サイバー保険の判断軸・無料相談はマネーサロンへ

マネサロくん

よくある質問

日本企業のサイバー保険加入率はどのくらいですか?

日本損害保険協会の2025年調査では、中小企業の加入率は8.8%でした。火災保険の58.6%と比べると大きく差があります。米国では規模の大きい企業を中心に普及が進んでおり、訴訟リスクの高さと取引条件としてサイバー保険加入が求められる背景が普及の差につながっています。

サイバー保険の加入率が高い業界はどこですか?

IT系、建設・製造業、医療業界が加入率の高い業界とされています。取引先からセキュリティ対策を求められやすい業界や、サイバー攻撃の影響が大きい業界で加入が進んでいます。

中小企業のサイバー保険の保険料はいくらですか?

業種や売上高により異なりますが、安ければ年間数万円から、高くても50万円程度で加入できるイメージです。月額数千円から始められるプランもあり、数百万円という金額にはならないとされています。保険会社や契約内容により異なります。

サイバー保険に加入するかの判断軸は何ですか?

判断軸は3つあるとされています。1点目は業務が止まったときに困るか(売上影響・生産ライン停止など)、2点目はサイバー攻撃を受けたとき自力で対応できるか、3点目は被害が外部(取引先・顧客)に及ぶかです。1つでも該当すれば加入を検討する価値があります。

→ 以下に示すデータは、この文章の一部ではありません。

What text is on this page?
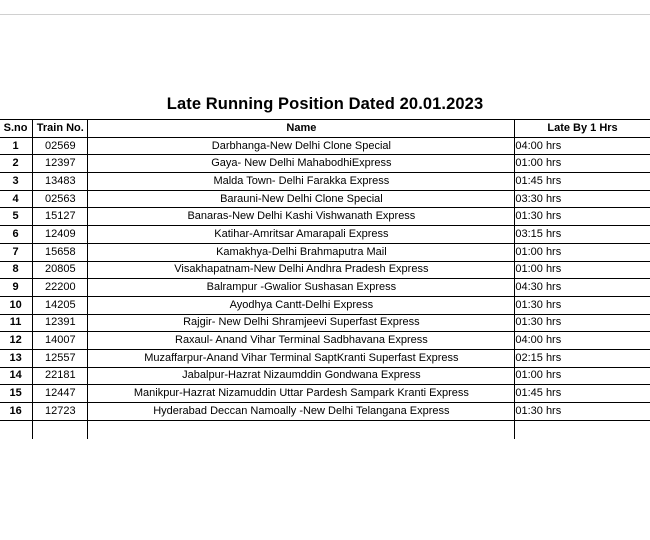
Late Running Position Dated 20.01.2023
S.no	Train No.	Name	Late By 1 Hrs
1	02569	Darbhanga-New Delhi Clone Special	04:00 hrs
2	12397	Gaya- New Delhi MahabodhiExpress	01:00 hrs
3	13483	Malda Town- Delhi Farakka Express	01:45 hrs
4	02563	Barauni-New Delhi Clone Special	03:30 hrs
5	15127	Banaras-New Delhi Kashi Vishwanath Express	01:30 hrs
6	12409	Katihar-Amritsar Amarapali Express	03:15 hrs
7	15658	Kamakhya-Delhi Brahmaputra Mail	01:00 hrs
8	20805	Visakhapatnam-New Delhi Andhra Pradesh Express	01:00 hrs
9	22200	Balrampur -Gwalior Sushasan Express	04:30 hrs
10	14205	Ayodhya Cantt-Delhi Express	01:30 hrs
11	12391	Rajgir- New Delhi Shramjeevi Superfast Express	01:30 hrs
12	14007	Raxaul- Anand Vihar Terminal Sadbhavana Express	04:00 hrs
13	12557	Muzaffarpur-Anand Vihar Terminal SaptKranti Superfast Express	02:15 hrs
14	22181	Jabalpur-Hazrat Nizaumddin Gondwana Express	01:00 hrs
15	12447	Manikpur-Hazrat Nizamuddin Uttar Pardesh Sampark Kranti Express	01:45 hrs
16	12723	Hyderabad Deccan Namoally -New Delhi Telangana Express	01:30 hrs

セキュリティソフトを入れていればサイバー保険は不要ですか?

セキュリティソフトでは人を狙うサイバー攻撃(BEC・アカウント乗っ取りなど)は防げないため、それだけで万全とは言えません。さらに完全に防げないサイバー攻撃が起こった時に、数百万から数千万の出費に会社として耐えられるかが加入判断のポイントになります。